Reading "Types and programming languages", I got impressed by the object implementation using closures and record subtyping (chapter 18). Is there any particular reason OCaml doesn't support record subtyping (I know objects do, though)? In fact, I can't find any language that support this.

Was it helpful?

Solution

Technically, OCaml's objects do not really support subtyping in the usual sense, but row polymorphism. There are many advantages of row polymorphism over subtyping, in particular it both is more expressive and works much better with type inference (subtyping and type inference do not mix well at all).

The primary problem with using either structural subtyping or row polymorphism for all records is that it requires a significantly more involved runtime implementation, and consequently, also is more expensive.
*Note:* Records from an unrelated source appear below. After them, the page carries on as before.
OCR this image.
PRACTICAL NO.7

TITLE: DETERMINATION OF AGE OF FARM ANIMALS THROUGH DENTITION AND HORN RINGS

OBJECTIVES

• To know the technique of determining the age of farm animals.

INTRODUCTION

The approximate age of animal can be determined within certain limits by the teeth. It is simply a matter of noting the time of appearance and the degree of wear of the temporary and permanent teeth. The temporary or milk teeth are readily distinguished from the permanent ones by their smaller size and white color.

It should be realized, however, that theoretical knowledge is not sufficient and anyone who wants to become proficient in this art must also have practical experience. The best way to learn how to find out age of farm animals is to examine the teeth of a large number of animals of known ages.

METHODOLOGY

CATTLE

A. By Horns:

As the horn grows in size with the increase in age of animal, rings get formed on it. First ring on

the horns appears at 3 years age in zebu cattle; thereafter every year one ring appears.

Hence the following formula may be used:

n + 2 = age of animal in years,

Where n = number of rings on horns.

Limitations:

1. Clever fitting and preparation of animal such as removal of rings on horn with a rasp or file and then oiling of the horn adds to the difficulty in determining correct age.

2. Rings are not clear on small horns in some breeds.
Where simple records can trivially be translated into plain tuples, with field access being just indexing, structural subtyping or row polymorphism require the ability to transparently "slice" an object, i.e. view it under a supertype with random fields removed. In general, this requires either field lookup by hashing (such as Ocaml's objects), or evidence passing techniques, where the index of every field used by a function or any of its callees has to be passed as a hidden argument in addition to the actual record (that's what SML# is doing, for example).

In any case, Ocaml has polymorphic records, they are just called objects. But you can ignore all the class mess around them if you don't need it.

OTHER TIPS

Record subtyping is quite dangerous on a typing point of view.

Let's say you have a record with three fields: a, b and c. And you want to create a record with only two fields: a and c. The compiler doesn't know what type you're using until it finishes reading the whole record, and still at the end, cannot help you if you made a mistake : you forgot the b field for example.

I fully agree that this point of view is contestable, but I think that's how people who write ocaml think.